I concede that I should've written a post as this one a long while ago, especially when the health care debate was raging hot in the US last summer - a debate that inevitably spills on over to our country, because those idiots who seek to dismantle our universal health care system invariably jump eagerly into the fray in order to further muddy the debate and make it somehow a "valid one" in Canada as well. Furthermore, every once in a blue moon, some Canadian decides to go to the US for treatment - for whatever reasons, either personal or, rarely, actually valid medically - which in turn reignites the bogus debate about the efficiency and quality of our Canadian universal health care system ... which also in turn is giddily used as canon fodder by those on both sides of the border who wish fervently for no universal health care system.

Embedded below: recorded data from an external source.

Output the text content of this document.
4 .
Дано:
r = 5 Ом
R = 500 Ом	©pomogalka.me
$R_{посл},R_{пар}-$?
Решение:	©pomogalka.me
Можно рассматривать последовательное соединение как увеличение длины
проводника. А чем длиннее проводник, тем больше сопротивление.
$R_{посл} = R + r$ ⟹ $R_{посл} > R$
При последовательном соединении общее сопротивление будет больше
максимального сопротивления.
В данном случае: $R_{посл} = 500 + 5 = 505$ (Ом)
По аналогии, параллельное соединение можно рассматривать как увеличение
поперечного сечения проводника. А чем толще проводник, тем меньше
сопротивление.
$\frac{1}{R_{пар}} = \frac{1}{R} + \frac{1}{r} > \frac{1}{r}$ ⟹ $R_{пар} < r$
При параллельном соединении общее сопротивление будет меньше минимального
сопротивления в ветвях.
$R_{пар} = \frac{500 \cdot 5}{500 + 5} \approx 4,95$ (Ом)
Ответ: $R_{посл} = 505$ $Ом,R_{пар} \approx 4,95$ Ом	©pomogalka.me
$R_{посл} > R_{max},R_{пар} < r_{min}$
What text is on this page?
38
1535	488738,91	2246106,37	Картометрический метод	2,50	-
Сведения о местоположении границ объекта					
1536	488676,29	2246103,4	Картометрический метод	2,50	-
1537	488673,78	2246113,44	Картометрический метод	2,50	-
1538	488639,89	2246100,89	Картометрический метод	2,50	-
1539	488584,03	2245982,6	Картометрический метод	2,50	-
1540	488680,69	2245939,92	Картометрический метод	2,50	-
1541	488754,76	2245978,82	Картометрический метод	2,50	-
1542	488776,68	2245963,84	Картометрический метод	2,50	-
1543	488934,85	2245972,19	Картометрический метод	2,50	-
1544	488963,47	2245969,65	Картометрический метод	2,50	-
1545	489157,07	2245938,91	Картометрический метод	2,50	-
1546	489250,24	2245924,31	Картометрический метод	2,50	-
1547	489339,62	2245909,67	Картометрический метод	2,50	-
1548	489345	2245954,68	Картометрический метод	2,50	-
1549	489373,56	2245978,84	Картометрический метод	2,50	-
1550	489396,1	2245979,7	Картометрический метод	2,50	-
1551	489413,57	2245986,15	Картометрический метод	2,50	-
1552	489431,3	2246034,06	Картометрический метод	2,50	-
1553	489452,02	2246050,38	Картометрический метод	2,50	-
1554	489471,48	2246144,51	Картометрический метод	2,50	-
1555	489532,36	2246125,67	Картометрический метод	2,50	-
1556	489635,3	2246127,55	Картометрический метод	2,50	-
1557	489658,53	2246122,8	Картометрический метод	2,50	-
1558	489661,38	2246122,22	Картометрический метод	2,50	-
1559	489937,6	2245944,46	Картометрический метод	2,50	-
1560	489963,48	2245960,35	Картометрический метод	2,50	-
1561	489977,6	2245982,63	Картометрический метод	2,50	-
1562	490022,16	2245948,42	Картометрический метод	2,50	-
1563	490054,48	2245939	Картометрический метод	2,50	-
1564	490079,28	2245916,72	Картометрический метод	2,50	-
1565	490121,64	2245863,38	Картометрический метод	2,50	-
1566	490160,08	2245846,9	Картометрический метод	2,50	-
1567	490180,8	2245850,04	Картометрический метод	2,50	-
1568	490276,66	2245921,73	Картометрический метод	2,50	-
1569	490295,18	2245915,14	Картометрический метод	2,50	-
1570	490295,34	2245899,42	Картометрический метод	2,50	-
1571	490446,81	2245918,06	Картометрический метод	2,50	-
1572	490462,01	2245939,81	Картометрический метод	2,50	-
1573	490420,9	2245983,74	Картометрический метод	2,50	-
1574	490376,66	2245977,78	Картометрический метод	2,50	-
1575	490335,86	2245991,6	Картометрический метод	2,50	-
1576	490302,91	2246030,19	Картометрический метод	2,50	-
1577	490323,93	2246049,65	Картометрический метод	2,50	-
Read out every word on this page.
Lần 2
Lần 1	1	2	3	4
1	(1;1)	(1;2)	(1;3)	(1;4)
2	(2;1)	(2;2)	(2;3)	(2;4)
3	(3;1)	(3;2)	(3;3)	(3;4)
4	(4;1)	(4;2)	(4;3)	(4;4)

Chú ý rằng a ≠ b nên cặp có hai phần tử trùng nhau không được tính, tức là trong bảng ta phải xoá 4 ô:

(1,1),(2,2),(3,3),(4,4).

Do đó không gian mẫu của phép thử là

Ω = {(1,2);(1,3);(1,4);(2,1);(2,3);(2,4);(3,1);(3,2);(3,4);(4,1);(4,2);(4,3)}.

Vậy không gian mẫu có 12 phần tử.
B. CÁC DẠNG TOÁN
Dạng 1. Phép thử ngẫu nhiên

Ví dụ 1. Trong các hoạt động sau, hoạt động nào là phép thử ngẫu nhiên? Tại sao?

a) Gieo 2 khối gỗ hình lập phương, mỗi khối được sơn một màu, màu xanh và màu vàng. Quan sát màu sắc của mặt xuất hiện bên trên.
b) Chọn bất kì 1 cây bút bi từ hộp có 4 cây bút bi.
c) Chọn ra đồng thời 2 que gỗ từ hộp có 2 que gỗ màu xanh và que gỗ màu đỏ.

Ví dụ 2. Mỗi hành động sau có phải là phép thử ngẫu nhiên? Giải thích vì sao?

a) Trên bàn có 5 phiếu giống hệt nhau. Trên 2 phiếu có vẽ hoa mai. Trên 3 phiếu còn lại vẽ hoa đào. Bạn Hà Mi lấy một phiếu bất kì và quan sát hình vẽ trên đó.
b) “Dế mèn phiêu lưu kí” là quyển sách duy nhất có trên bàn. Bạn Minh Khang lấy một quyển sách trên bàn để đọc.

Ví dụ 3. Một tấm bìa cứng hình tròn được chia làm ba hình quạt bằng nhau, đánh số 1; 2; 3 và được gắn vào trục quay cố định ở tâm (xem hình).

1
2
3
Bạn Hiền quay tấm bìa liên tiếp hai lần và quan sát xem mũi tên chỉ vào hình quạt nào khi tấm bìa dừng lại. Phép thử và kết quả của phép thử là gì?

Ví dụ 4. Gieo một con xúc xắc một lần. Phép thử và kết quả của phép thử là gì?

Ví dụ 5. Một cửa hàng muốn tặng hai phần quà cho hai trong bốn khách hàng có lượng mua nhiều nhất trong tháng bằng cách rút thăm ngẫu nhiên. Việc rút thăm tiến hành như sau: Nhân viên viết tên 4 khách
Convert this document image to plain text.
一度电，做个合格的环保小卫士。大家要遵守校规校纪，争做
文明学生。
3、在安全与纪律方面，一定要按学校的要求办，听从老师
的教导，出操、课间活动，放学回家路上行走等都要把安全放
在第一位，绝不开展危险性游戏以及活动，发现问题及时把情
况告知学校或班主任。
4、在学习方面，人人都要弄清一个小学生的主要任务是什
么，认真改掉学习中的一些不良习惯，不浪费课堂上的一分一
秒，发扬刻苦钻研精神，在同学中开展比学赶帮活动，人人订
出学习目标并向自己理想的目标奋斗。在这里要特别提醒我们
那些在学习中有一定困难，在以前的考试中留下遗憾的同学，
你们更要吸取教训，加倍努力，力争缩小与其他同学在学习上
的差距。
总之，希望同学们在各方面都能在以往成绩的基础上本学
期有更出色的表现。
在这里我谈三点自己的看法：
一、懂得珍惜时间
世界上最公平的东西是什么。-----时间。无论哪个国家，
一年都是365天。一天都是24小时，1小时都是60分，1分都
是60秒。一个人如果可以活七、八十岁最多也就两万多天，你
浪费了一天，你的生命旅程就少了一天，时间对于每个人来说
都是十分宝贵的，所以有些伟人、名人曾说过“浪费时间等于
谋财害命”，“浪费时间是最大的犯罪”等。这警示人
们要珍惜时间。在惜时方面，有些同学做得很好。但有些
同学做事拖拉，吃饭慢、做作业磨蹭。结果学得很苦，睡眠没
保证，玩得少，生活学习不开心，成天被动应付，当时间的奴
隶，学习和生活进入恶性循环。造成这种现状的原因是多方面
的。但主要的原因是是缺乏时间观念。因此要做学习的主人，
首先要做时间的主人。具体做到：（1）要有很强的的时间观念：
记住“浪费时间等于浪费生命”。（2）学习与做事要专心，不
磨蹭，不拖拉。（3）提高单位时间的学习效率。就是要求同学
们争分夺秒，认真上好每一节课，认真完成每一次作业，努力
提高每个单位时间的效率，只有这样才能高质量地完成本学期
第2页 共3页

This happened again recently.
Hence, the present post.
Also, because the "public option" has been essentially abandonned once and for all by President Barack Obama, and considering the sham that is the current so-called "health care summit" as well as the further scaling-back of whatever health care bill that is to be someday voted into law, I decided to illustrate what my parents have gone through medically over the past eight years in order to make plain and simple the following final points:
A) in a private health care system, my mother would have been denied coverage and/or dropped a long time ago - most probably during her pneumonia because having the one lung left constituted a "pre-existing condition" or somesuch, or even more likely following the diagnosis of her bladder cancer (here's a similar example here). Or, her rates would have been hiked insanely. Hell, anything goes in this regard where the insurance companies are concerned - so there.
B) it is a certainty that my father would have had to have his prostate surgically removed, as opposed to the radioactive beads treatment, because the former procedure is much simpler and cheaper than the latter. As it regularly happens in the US.
C) even in the unlikelyhood that my mother would not have been dropped already, chances are that whatever private insurance my parents would have purchased would've fallen far short of covering/paying everything (co-pays, maximum coverage, loopholes and whatnot, anyone?) - thus leaving them either drowning in debt, with my brother and I along with them, or outright bankrupt and forced into poverty. As it happens regularly in the US.
and D) every treatment, every exam, every everything, performed by physicians in the treatment of my parents would have had to get approval by private insurance bureaucrats - including disputing/denying of procedures for more cheaper ones, if not outright denial of treatment. As it happens every day in the US.
If that is not enough to close this bogus debate once and for all, then how about this: As a matter of fact, my parents went to Europe for 2 weeks last summer, as they try to do every two years (which they haven't been able to lately, considering my mother's complications of two and three years ago. The previous time they went over there was the following year after my mother's radio- and chemotherapy).
So just go back to point C) above to finally get the whole point.
And if you still don't want universal health care, then fine by me - because if you are that much stupid, then you just don't deserve it.
Period.
And good luck with your private health care insurance anyways, eh?